As I was leaving the stigma workshop sponsored by the National Minority AIDS Council in St. Louis in May, it was obvious that we physicians don't perceive ourselves the way others perceive us. Enlightened by a group of non-physicians about why patients don't feel comfortable talking to many physicians and how we perpetuate some of the stigma associated with HIV care, I was reminded of the recurrent theme that occurs in adolescent healthcare.
We (adolescent docs) have been trying to help physicians become comfortable with adolescent healthcare for years, yet the fact remains that many doctors never acquire a level of comfort in dealing with this group and thus choose to turf their care to us regardless of the level of intensity of the problem. With the ever-increasing rate of HIV infections in young people, physicians have to become familiar with taking care of them and implementing age-appropriate services to address all of their needs.
Statistics from the Youth Risk Behavior Survey (YRBS) conducted on 15,000 students in the United States in 2003 revealed that more than 60% of high school students have had a sexual encounter by their senior year, while condom use declines from ninth to 12th grade. A consistent theme exists in that youth today don't seem to think they are at risk of sexually transmissible infections (STIs) any more than they did in years past. Of the approximate 12 million new cases of STIs reported each year in the U.S., two-thirds occur in adolescents and young adults less than 25 years of age. Pus-producing and ulcerative STIs increase the risk of HIV transmission by four and nine times, respectively.

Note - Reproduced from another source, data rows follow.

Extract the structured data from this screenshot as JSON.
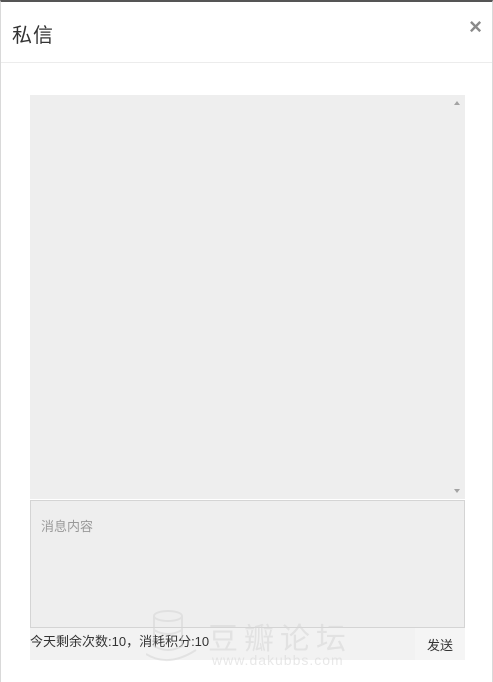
{
  "dialog": {
    "title": "私信",
    "close_label": "×"
  },
  "message_list": {
    "scroll_up_icon": "caret-up-icon",
    "scroll_down_icon": "caret-down-icon"
  },
  "composer": {
    "value": "",
    "placeholder": "消息内容"
  },
  "footer": {
    "quota_text": "今天剩余次数:10，消耗积分:10",
    "send_label": "发送"
  },
  "watermark": {
    "text": "豆瓣论坛",
    "url": "www.dakubbs.com",
    "icon": "cylinder-logo-icon"
  }
}
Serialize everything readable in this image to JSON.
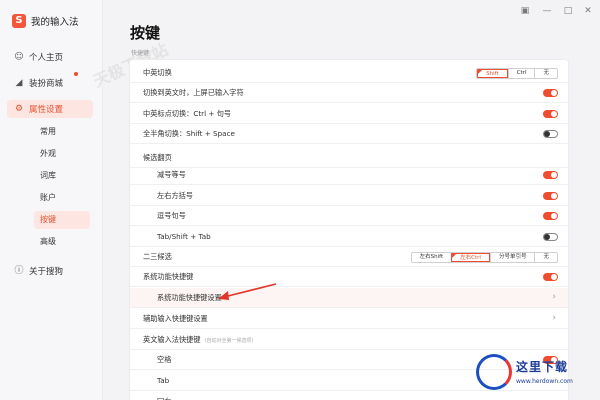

Half of all new HIV infections in the U.S. occur among 13-24 year olds, primarily due to sexual transmission, while AIDS is the sixth leading cause of death for young people 16-24 years old. Sex coupled with homelessness, abuse and other circumstances, especially lack of understanding of the needs of this population, puts them at risk. Adolescents in communities of color, just like adults, are disproportionately represented by this epidemic. Young adolescent women and young men who have sex with men (MSM) are at greatest risk of infection. Since the beginning of the HIV/AIDS epidemic, MSM have consistently been found to have the highest rates of HIV infection in the U.S., while adolescents of color, especially African American adolescents, have shown a steady increase in HIV infection.
The demographics of Chicago's HIV epidemic share this pattern. According to the Chicago Department of Public Health (CDPH), MSM account for over half (52%) of the 20,850 AIDS cases in Chicago, and 43% of the 2,346 newly diagnosed HIV infections. Youth between 13-24 years account for approximately 11% of newly diagnosed HIV infections in Chicago, with young MSM of color leading the numbers of cases (65% are African American and 19% are Latino). In 2001-2002, young MSM accounted for 73% of all recently diagnosed adolescent males in Chicago.
Young minority men who have sex with men (YMMSM) face multiple social difficulties in dealing with being both minority members and MSM within cultures that marginalize both groups. Various mental health and emotional challenges disproportionately affect MSM, which may lead to developing inappropriate coping skills and detrimental behaviors. These behaviors include the abuse of both disinhibiting and/or intravenous (IV) drugs; dropping out of high school; and high rates of depression and suicide. YMSM have consistently reported engaging in high-risk behaviors, including drug use (58%), chemical dependency (17%), and suicide attempts (43%), all behaviors that put youth at exceptionally high risk for HIV transmission. Seventeen percent (17%) of young gay men report having engaged in prostitution, and 45% have a history of STIs. High levels of ignorance of how STIs are transmitted, in part due to the unwillingness of YMSM to talk to their families, health providers, or partners about issues of sexual health, also contribute to growing infection rates.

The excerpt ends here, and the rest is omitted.